科学技術の発展を促した結果、環境破壊が地球規模で深刻化

 ここで一つの実例をあげましょう。私たちは市場経済に立脚した近代的な産業社会のなかで暮らしていますが、そこでは「より豊かに」「より便利に」「より快適に」という価値観が掲げられ、その実現に貢献できる活動 ── 個人や企業・国に対してより多額の経済的富をもたらすことができる、あるいはより利便性の高い財やサービスを供給できるような ── が激しい競争を通じて展開してきました。

 そしてそのことが科学技術の発展を促した結果として、「大量生産・大量消費・大量廃棄」に基づく文明がグローバルな規模で成立することになりました。
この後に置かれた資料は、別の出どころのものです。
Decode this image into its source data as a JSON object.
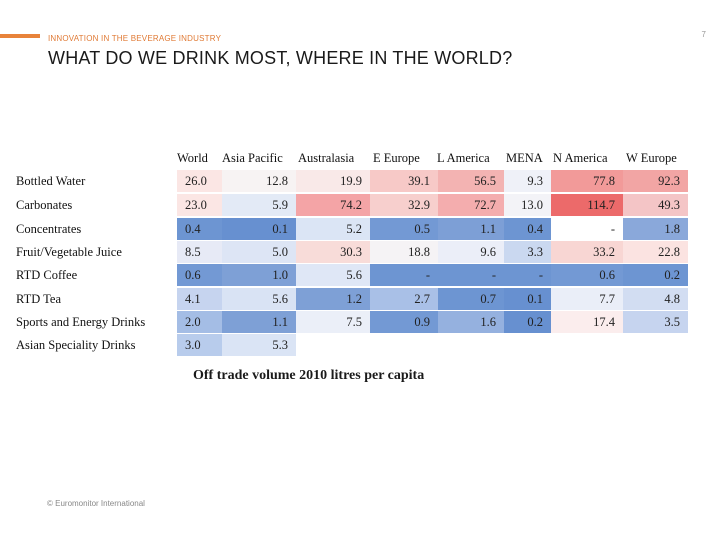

この文明によって「豊かさ」「便利さ」「快適さ」が ── 南北格差その他の深刻な課題を孕みつつも ── 確かに実現したのですが、その一方で環境汚染や森林消失、種の絶滅の進行そして気候変動といった環境破壊が地球規模で深刻化していったのです。

「人間さえ良ければいいのか?」

 このような事態は当然にも、産業文明を支えていた価値観への批判を生み出しますが、それと同時に、破壊されていく自然や犠牲となる生物の姿は「人間さえ良ければいいのか?」という疑問を私たちに突き付けます。

 こういったなかから「持続可能性」「自然との共生」といった概念が登場したのですが、そのことによって「人間の利益」の内容が豊富化されました。すなわち、私たちが子々孫々にわたって健康で幸福な生活を送っていくためには豊かな自然が不可欠であるから、目前の豊かさ・便利さを相当程度に犠牲にしてでも、開発を抑制し生態系を保全していくことが必要だとされ、従来の開発至上主義的な考え方は ── 少なくとも表向きには ── 時代遅れの反省されるべきものだと見なされるようになってきています。

 残念ながらまだまだ端緒的であり、現実の環境破壊に目に見えるほどのブレーキがかかっているとはとても言い難い状況ではありますが、このような思想は市民の意識ばかりではなく、企業行動や国際関係にも影響を与え始めています。ですから、私たちはこの「交雑ザル」問題において対立する様々な見解についても、「人間の利益についての認識を豊富化する」という見地から受け止めていく必要があると思われます。